Future research should investigate the relationship between HSP and postural control using longitudinal or interventional study designs. Neuroimaging and electrophysiological methods may help to elucidate the neural mechanisms underlying pain-related postural instability. Moreover, the analysis of sensor-based data through machine learning algorithms could enhance fall-risk prediction and contribute to the development of personalized rehabilitation strategies [21,22].

5. Conclusions

This study provides preliminary evidence that hemiplegic shoulder pain (HSP) is associated with impaired balance and increased fall risk in stroke survivors. HSP patients showed lower Berg Balance Scale scores and less favorable sensor-derived parameters, with pain severity correlating with measures of instability.

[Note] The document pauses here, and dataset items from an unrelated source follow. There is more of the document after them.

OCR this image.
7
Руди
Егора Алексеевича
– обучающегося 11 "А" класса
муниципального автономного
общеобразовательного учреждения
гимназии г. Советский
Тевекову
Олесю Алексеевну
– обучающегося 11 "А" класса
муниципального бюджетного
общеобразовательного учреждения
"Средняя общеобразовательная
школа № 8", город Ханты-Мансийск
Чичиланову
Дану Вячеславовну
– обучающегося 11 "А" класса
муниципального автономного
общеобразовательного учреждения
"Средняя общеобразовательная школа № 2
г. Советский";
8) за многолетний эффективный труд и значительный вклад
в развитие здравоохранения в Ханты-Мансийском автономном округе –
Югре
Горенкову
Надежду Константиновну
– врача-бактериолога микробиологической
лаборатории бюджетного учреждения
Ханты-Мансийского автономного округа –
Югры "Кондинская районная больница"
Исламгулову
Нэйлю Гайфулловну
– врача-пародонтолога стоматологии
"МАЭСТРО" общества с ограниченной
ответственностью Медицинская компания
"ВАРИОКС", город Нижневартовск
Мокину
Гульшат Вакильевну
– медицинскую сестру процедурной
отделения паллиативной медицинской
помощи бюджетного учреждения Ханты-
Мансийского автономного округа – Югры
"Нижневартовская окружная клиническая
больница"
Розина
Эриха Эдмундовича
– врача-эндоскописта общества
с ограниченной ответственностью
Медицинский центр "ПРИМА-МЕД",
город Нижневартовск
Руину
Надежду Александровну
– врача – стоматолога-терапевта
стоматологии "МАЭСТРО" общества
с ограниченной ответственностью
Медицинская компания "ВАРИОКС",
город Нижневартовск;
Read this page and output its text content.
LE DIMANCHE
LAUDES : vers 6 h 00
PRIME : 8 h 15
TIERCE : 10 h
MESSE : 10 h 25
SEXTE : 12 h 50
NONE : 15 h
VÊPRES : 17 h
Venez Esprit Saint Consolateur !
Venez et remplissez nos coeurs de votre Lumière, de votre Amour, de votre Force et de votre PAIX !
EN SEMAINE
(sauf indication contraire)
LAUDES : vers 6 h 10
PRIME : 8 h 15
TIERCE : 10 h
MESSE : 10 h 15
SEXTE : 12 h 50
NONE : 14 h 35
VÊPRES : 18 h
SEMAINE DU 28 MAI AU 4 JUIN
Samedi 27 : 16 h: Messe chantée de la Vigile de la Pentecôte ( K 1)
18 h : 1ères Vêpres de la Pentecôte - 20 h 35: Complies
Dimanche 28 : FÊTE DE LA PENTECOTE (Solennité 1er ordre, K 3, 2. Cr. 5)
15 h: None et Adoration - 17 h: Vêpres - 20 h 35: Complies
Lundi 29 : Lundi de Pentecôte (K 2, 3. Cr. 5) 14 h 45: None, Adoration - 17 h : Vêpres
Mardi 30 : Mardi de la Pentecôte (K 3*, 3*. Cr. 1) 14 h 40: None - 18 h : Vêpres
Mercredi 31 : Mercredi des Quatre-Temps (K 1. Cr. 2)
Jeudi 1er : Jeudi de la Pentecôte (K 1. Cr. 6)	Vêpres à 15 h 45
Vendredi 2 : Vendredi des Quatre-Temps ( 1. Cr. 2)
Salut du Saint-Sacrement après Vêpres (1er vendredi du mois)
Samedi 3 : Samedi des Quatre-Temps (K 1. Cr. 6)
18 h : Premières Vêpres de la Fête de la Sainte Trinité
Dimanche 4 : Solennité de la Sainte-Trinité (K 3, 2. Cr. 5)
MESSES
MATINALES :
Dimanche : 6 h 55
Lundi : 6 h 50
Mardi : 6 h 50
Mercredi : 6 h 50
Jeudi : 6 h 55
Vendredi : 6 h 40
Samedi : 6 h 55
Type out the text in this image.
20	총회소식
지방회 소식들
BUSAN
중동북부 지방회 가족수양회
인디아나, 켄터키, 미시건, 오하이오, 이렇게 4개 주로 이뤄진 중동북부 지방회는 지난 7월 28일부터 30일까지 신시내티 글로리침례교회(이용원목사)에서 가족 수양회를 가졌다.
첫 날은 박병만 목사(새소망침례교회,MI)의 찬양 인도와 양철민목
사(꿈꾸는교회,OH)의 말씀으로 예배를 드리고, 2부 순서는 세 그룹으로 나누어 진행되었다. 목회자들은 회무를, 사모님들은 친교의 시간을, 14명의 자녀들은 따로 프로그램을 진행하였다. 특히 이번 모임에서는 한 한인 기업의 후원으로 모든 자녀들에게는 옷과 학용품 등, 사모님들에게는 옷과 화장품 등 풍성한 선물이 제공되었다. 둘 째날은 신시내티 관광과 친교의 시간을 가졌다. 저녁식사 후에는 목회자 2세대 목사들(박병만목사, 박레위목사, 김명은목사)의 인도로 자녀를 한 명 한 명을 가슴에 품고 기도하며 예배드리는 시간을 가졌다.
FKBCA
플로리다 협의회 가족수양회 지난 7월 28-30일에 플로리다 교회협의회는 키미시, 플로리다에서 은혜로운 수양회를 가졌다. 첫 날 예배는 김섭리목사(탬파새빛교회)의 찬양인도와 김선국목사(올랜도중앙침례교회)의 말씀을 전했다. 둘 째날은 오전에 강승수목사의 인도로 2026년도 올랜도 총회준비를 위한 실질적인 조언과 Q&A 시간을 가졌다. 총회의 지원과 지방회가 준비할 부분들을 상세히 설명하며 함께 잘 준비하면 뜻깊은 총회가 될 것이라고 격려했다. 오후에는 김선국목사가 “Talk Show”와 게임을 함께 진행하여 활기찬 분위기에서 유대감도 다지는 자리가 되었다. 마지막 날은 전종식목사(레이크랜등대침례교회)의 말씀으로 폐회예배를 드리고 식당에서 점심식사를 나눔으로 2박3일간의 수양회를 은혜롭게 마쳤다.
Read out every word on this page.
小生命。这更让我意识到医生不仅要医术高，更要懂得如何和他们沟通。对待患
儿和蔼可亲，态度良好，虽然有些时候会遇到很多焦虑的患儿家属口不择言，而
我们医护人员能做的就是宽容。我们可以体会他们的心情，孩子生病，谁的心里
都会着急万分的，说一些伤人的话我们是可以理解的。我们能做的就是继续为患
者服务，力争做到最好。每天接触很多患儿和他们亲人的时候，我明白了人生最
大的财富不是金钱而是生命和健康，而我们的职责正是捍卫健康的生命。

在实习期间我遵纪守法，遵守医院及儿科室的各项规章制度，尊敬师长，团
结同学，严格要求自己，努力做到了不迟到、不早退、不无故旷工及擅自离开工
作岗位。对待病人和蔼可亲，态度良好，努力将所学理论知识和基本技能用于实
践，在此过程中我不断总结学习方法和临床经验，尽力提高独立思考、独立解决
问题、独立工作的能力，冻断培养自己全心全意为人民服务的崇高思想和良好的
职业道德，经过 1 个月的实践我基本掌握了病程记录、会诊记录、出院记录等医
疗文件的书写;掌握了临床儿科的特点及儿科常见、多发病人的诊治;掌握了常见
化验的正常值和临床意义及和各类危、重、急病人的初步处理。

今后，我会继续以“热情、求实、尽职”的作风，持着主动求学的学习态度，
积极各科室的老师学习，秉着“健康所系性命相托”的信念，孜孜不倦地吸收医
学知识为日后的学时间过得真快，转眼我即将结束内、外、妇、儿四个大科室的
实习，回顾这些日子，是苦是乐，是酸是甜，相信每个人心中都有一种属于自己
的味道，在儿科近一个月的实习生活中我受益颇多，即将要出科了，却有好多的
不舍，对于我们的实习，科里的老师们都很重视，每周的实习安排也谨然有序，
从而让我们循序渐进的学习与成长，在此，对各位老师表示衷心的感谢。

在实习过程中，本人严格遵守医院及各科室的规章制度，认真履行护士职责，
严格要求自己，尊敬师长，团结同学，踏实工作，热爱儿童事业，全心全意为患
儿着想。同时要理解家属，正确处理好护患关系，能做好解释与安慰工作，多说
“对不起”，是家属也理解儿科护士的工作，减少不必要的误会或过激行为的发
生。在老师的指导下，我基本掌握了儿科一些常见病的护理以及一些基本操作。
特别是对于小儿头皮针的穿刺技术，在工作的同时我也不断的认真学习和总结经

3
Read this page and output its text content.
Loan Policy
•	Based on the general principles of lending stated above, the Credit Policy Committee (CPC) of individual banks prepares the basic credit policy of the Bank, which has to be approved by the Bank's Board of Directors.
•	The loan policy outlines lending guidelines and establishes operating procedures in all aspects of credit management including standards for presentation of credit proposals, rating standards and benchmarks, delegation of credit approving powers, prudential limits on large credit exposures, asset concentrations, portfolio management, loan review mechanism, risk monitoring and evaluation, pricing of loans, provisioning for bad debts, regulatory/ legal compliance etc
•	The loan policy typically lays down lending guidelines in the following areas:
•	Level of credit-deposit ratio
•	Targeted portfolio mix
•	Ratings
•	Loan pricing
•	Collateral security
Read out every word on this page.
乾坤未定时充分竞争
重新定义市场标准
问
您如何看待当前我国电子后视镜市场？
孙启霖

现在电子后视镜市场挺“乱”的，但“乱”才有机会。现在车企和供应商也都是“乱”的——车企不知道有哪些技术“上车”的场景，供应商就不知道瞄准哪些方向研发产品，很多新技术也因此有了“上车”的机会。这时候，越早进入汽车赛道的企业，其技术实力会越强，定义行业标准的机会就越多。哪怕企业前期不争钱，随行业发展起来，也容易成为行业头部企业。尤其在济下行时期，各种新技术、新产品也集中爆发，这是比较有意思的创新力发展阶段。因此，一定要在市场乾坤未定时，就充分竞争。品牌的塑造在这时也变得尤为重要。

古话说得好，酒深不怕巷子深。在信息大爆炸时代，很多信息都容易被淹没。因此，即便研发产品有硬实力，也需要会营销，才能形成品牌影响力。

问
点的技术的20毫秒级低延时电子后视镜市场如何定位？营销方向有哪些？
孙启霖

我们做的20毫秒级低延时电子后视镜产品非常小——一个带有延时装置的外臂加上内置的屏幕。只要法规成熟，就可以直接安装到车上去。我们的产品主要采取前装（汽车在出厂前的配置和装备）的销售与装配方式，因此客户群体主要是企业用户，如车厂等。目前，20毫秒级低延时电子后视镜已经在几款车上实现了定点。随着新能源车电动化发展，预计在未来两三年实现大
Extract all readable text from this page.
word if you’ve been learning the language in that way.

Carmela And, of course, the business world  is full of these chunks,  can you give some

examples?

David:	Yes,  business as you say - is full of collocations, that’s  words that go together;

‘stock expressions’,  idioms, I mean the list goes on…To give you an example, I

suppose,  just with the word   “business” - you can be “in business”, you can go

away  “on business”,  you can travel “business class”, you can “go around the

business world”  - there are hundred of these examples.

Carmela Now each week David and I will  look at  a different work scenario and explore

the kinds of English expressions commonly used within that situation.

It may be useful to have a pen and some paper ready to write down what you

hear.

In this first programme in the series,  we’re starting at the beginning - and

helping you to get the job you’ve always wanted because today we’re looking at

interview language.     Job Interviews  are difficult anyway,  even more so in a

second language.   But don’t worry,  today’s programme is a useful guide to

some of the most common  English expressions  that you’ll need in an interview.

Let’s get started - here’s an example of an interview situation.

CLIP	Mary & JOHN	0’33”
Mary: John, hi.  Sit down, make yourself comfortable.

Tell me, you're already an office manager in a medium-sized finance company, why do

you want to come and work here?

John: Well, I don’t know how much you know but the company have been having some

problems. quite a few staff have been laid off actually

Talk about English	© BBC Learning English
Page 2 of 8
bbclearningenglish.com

Combining clinical and sensor-based assessments offers initial insight into how shoulder pain and limited mobility may affect overall postural stability. Sensor-based tools showed promise for objectively quantifying HSP-related balance deficits but require further validation in larger cohorts.

Future longitudinal studies are needed to confirm these associations and to determine whether targeted pain management can effectively reduce fall risk.